Create the table first:

Create table If Not Exists Employee(
id int,
name varchar(255),
salary int,
managerId int)
Truncate table Employee
insert into Employee(id,name,salary,managerId)
values('1','Joe','70000','3')
insert into Employee(id,name,salary,managerId)
values('2','Henry','80000','4')
insert into Employee(id,name,salary,managerId)
values('3','Sam','60000','100')
insert into Employee(id,name,salary,managerId)
values('4','Max','90000','100')

--Id is the primary key of the table.
--Each row of this table represents the employee's ID, name, salary, and manager's ID.

Table structure:

First of all, we can think of

Select * from
Employee AS a,
Employee As b
--As to alias the two tables
--Use select query in two tables, this way of writing will produce Cartesian product

Since we only want employees who earn more than the manager, use Where to do a filter

Select a.Name AS 'Employee'
from Employee AS a,Employee As b
where
   a.ManagerId = b.Id
       And a.salary>b.salary
--Since only one line of name is needed, change select * to select a.Name AS 'Employee'

Solution two: 

Select a.Name AS 'Employee'
from Employee AS a Join Employee As b
     On a.ManagerId=b.Id
       And a.salary>b.salary
--Use Join to connect two tables, use on to do a conditional query

Three, find duplicate emails

182. Find Duplicate Emails

Table: Person

Write a SQL query to report all duplicate emails.

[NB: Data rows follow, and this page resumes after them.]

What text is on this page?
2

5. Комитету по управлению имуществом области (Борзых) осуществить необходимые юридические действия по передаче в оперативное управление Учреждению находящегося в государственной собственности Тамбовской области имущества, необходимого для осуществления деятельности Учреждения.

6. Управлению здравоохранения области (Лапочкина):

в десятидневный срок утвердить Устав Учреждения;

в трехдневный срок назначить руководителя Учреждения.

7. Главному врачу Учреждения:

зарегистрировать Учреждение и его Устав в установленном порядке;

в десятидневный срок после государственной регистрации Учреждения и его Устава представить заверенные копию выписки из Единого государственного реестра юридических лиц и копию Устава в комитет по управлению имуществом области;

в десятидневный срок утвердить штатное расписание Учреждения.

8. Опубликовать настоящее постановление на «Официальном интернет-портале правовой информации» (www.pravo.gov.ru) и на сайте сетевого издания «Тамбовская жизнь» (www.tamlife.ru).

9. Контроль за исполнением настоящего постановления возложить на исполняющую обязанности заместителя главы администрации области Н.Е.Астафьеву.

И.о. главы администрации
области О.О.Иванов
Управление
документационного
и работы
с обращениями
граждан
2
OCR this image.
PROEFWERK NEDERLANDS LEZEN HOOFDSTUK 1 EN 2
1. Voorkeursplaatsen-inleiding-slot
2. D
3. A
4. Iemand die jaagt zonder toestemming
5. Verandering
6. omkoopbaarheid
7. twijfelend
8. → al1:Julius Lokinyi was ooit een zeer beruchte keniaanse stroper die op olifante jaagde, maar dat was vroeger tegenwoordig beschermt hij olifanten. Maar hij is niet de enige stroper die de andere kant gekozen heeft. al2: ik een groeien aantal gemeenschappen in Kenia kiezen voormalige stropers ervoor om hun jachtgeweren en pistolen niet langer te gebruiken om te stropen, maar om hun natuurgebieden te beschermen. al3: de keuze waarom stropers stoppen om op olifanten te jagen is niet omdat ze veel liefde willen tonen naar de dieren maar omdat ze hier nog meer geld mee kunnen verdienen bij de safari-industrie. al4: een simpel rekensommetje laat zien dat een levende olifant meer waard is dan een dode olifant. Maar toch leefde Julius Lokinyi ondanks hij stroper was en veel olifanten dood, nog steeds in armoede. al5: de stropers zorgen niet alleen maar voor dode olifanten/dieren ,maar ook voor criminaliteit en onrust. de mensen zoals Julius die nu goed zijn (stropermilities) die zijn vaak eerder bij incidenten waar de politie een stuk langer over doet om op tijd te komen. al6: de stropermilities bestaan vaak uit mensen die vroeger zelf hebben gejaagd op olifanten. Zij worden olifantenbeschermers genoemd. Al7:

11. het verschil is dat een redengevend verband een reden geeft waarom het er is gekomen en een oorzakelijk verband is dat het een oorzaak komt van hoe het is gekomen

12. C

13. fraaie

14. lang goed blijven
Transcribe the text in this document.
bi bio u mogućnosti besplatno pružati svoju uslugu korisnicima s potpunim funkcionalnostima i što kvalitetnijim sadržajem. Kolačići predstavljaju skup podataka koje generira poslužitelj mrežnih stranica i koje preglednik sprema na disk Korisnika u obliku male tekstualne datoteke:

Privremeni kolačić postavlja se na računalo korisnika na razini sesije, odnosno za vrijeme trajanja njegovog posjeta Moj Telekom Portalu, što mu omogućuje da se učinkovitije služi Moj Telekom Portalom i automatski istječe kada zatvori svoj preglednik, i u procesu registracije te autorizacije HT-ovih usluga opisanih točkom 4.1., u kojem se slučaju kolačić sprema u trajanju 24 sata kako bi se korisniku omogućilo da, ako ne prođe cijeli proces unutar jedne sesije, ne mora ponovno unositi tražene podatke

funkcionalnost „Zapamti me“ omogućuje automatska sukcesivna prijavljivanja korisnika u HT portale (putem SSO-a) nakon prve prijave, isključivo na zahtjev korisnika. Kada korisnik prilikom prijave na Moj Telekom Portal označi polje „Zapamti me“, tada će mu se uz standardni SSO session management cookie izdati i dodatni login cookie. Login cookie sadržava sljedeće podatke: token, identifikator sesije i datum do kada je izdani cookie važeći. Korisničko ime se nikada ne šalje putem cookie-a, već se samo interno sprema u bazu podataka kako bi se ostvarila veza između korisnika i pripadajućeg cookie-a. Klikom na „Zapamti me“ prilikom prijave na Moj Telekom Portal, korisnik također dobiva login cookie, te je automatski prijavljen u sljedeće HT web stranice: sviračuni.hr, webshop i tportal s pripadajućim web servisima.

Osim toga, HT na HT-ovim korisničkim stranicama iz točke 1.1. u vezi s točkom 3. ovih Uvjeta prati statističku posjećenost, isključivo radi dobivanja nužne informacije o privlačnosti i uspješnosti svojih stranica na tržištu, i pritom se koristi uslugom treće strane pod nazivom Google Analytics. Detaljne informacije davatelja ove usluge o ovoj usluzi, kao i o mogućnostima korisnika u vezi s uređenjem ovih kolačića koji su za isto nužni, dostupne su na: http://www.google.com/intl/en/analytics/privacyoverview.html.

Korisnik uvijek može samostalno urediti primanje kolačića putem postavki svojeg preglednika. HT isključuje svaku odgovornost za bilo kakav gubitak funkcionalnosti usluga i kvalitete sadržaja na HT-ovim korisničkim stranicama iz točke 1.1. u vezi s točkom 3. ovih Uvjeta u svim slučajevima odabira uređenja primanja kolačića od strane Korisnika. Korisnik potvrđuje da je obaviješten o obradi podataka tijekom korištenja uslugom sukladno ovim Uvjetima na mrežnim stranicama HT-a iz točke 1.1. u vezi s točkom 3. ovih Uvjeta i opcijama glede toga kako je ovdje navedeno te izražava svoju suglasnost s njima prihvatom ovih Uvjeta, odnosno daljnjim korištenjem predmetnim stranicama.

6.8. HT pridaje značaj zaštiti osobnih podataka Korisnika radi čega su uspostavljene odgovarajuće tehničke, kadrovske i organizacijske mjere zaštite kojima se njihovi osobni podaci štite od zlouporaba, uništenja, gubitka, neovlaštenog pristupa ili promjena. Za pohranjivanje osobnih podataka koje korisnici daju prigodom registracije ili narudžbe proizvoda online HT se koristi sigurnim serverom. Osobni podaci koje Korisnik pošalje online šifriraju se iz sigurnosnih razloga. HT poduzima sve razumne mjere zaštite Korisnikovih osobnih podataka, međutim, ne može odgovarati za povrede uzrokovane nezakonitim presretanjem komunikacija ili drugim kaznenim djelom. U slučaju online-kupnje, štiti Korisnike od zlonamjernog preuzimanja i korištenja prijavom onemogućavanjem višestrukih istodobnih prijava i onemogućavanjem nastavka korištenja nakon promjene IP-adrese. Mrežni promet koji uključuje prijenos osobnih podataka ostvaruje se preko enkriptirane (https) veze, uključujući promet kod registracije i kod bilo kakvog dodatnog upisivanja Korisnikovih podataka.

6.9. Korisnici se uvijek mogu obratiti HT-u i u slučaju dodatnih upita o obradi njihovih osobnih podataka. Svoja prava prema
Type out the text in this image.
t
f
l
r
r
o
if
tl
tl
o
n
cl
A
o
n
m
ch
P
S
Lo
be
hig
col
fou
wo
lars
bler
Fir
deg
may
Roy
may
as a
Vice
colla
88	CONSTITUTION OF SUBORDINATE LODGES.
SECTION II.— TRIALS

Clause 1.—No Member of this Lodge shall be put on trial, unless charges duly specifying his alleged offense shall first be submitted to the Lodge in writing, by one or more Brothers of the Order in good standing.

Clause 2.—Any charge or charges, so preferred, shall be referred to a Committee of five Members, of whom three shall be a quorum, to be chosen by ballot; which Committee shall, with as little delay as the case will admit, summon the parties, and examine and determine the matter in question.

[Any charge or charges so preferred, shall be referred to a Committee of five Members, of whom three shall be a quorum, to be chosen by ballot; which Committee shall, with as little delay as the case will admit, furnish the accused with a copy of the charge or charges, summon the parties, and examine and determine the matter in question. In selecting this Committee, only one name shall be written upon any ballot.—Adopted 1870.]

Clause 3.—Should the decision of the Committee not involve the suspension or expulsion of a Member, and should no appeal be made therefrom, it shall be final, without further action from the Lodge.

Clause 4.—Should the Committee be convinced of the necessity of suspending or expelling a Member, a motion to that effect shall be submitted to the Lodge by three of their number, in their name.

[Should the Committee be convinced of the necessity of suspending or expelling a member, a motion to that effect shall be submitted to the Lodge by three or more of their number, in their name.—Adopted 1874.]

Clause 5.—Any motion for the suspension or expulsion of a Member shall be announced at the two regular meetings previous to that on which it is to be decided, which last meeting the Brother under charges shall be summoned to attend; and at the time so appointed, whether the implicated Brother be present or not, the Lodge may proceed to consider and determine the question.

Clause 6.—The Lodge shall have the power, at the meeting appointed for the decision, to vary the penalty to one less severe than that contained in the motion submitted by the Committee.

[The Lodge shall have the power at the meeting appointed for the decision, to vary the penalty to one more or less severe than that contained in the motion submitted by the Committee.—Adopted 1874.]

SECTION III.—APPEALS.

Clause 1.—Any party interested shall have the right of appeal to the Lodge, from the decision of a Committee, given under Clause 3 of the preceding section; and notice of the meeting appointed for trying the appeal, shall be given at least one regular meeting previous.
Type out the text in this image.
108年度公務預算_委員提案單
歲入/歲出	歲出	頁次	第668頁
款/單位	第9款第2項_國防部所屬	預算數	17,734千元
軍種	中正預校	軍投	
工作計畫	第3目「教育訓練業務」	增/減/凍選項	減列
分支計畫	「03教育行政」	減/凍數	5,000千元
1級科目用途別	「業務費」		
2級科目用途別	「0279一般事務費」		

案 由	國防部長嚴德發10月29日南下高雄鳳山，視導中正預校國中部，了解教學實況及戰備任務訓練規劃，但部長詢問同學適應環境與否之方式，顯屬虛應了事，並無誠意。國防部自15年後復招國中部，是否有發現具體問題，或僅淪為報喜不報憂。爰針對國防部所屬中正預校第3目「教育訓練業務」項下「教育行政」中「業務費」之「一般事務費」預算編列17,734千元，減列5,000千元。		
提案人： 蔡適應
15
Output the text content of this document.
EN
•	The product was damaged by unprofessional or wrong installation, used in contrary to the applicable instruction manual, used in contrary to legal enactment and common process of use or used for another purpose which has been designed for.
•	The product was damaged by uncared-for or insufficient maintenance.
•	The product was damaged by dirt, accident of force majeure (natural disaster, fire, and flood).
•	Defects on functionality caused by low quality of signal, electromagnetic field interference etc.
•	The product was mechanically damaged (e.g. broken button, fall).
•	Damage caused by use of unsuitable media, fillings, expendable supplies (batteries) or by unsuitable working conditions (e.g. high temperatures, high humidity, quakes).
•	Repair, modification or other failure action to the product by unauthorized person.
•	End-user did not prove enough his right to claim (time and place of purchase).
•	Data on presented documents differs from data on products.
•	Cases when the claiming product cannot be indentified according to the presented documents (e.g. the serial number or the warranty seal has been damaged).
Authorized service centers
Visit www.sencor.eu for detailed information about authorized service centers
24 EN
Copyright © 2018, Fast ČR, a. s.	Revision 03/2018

Note that the email field is guaranteed not to be NULL.

Returns a table of results in arbitrary order.

The query result format is as follows.

Example 1:

<strong>Enter:</strong>
Person table:
 + ---- + --------- +
| id | email |
 + ---- + --------- +
| 1 | [email protected] |
| 2 | [email protected] |
| 3 | [email protected] |
 + ---- + --------- +
<strong>Output:</strong>
 + ---------+
| Email |
 + ---------+
| [email protected] |
 + ---------+
<strong>Explanation:</strong> [email protected] appears twice.

First create a table:

Create table If Not Exists Person1(
id int, email varchar(255))
Truncate table Person
insert into Person1 (id, email) values ('1', '[email protected]')
insert into Person1 (id, email) values ('2', '[email protected]')
insert into Person1 (id, email) values ('3', '[email protected]')

First, we use group by to do a grouping to get the number of emails every time, and use it as a temporary table to do a query

select email, count(email) as num
from person1
GROUP BY email;

Summary

SQL is a language used to manage and process relational databases, and its proficient application is particularly important for data processing capabilities. If you want to master the SQL language and use it to improve data processing capabilities, you need to pay attention to the following points:

1. Learning basic grammar: SQL language includes various statements such as query, insert, update, and delete. Mastering these basic grammars is the first step in learning SQL. It is recommended to continue to ponder and practice in practice to deepen understanding.

2. Learn to use functions and operators: Functions and operators in SQL can make queries and data processing more efficient and convenient, so it is very necessary to master them. For example, aggregate functions can quickly calculate averages, maximums, minimums, and so on, while wildcards can quickly match characters.

3. Optimize query performance: Executing queries in large data sets usually takes a long time, so query optimization in SQL is particularly important. In order to improve query performance, related technologies such as indexes can be used.

4. Know how to use multi-table query: Compared with single-table query, more complexity needs to be considered in multi-table query. Therefore, in-depth study of the syntax and skills of multi-table query is helpful to improve the application level of SQL.

In short, mastering the SQL language and being good at using it can not only improve the efficiency of data analysis and processing, but also gain more challenges and opportunities in data work.